Magnetic resonance measurements of intersubstrate distances at the active site of protein kinase using substitution-inert cobalt(III) and chromium(III) complexes of adenosine 5'-(beta, gamma-methylenetriphosphate).

作者信息

Granot J, Mildvan A S, Bramson H N, Kaiser E T

出版信息

Biochemistry. 1980 Jul 22;19(15):3537-43. doi: 10.1021/bi00556a019.

DOI:10.1021/bi00556a019
PMID:6893273
Abstract

Co3+ and Cr3+ complexes of beta, gamma-methylene-ATP (AMPPCP), which are substitution-inert substrate analogues inactive in phosphoryl transfer reactions, have been used in binding and structural studies of cAMP-dependent protein kinase. Dissociation constants of enzyme complexes with Co(NH3)4AMPPCP and CrAMPPCP and with Mn2+, which binds at an inhibitory site, were determined by electron paramagnetic resonance and by proton relaxation rate enhancement techniques. Nuclear relaxation rate measurements at 100 and 360 MHz were used to determine the distance between Mn2+ and the beta, gamma-methylene protons of Co-(NH3)4AMPPCP, yielding 7.4 +/- 0.6 A in the absence of enzyme and 5.0 +/- 0.9 A when both Mn2+ and Co-(NH3)4AMPPCP were bound to the enzyme.
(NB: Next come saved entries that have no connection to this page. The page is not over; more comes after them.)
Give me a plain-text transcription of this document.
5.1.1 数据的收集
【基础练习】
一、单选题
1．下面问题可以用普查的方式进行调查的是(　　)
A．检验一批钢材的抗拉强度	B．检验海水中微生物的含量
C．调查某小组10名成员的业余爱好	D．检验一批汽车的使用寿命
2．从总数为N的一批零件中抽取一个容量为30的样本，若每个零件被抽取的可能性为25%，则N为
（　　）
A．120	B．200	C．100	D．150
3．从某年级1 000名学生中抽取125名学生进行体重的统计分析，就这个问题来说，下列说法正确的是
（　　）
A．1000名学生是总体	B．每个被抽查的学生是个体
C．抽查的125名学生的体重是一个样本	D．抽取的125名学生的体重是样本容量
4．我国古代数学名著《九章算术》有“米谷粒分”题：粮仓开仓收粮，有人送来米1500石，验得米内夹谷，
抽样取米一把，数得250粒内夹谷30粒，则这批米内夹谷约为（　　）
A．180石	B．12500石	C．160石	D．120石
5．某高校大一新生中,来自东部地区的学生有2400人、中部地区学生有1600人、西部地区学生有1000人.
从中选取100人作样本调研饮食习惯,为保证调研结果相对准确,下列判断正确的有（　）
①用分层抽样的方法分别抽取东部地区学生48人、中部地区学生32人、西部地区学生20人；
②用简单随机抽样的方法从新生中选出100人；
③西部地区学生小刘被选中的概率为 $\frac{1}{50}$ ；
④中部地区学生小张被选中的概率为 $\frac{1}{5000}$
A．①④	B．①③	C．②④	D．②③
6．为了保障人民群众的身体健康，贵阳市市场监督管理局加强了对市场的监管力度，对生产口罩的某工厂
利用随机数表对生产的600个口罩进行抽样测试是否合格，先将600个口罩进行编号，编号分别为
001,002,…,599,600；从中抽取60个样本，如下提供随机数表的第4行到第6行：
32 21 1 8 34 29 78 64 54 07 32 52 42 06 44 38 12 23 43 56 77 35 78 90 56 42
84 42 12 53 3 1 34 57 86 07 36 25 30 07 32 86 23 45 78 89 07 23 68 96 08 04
The effect of the paramagnetic CrAMPPCP on the electron spin relaxation time of the enzyme-bound Mn2+ was used used to calculate the distance between the two metal ions of 4.8 +/- 0.4 A. This distance and the Mn2+-methylene distance are consistent with the previous finding that the inhibitory metal bridges the enzyme to the triphosphate chain of the enzyme-bound nucleotide [Granot, J., Kondo, H., Armstrong, R. M., Mildvan, A. S., & Kaiser, E. T. (1979) Biochemistry 18, 2339]. From the paramagnetic effects on the relaxation rates of the protons of the peptide substrate Leu-Arg-Arg-Ala-Ser-Leu-Gly, distances from Mn2+ and Cr3+ to the serine methylene protons of 9.1 +/- 0.9 and 8.1 +/- 0.8 A, respectively, were calculated. These and previous measurements were used to estimate a distance of 5.3 +/- 0.7 A along the reaction coordinate between the gamma-phosphorus of ATP and the serine hydroxyl oxygen. This distance is 2 A greater than that required for molecular contact. The mechanistic implications of these findings are discussed.

摘要

β,γ-亚甲基-ATP(AMPPCP)的Co3+和Cr3+配合物是在磷酸转移反应中无活性的取代惰性底物类似物,已被用于cAMP依赖性蛋白激酶的结合和结构研究。通过电子顺磁共振和质子弛豫率增强技术测定了酶与Co(NH3)4AMPPCP和CrAMPPCP以及与在抑制位点结合的Mn2+形成的复合物的解离常数。利用100和360 MHz下的核弛豫率测量来确定Mn2+与Co-(NH3)4AMPPCP的β,γ-亚甲基质子之间的距离,在没有酶的情况下为7.4±0.6 Å,当Mn2+和Co-(NH3)4AMPPCP都与酶结合时为5.0±0.9 Å。顺磁性CrAMPPCP对酶结合的Mn2+的电子自旋弛豫时间的影响被用于计算两个金属离子之间的距离为4.8±0.4 Å。这个距离和Mn2+ - 亚甲基距离与之前的发现一致,即抑制性金属将酶与酶结合核苷酸的三磷酸链连接起来[格拉诺特,J.,近藤,H.,阿姆斯特朗,R. M.,米尔德万,A. S.,& 凯泽,E. T.(1979年)《生物化学》18,2339]。根据对肽底物Leu-Arg-Arg-Ala-Ser-Leu-Gly质子弛豫率的顺磁效应,分别计算出Mn2+和Cr3+到丝氨酸亚甲基质子的距离为9.1±0.9 Å和8.1±0.8 Å。这些以及之前的测量结果被用于估计沿着反应坐标在ATP的γ-磷和丝氨酸羟基氧之间的距离为5.3±0.7 Å。这个距离比分子接触所需的距离大2 Å。讨论了这些发现的机制意义。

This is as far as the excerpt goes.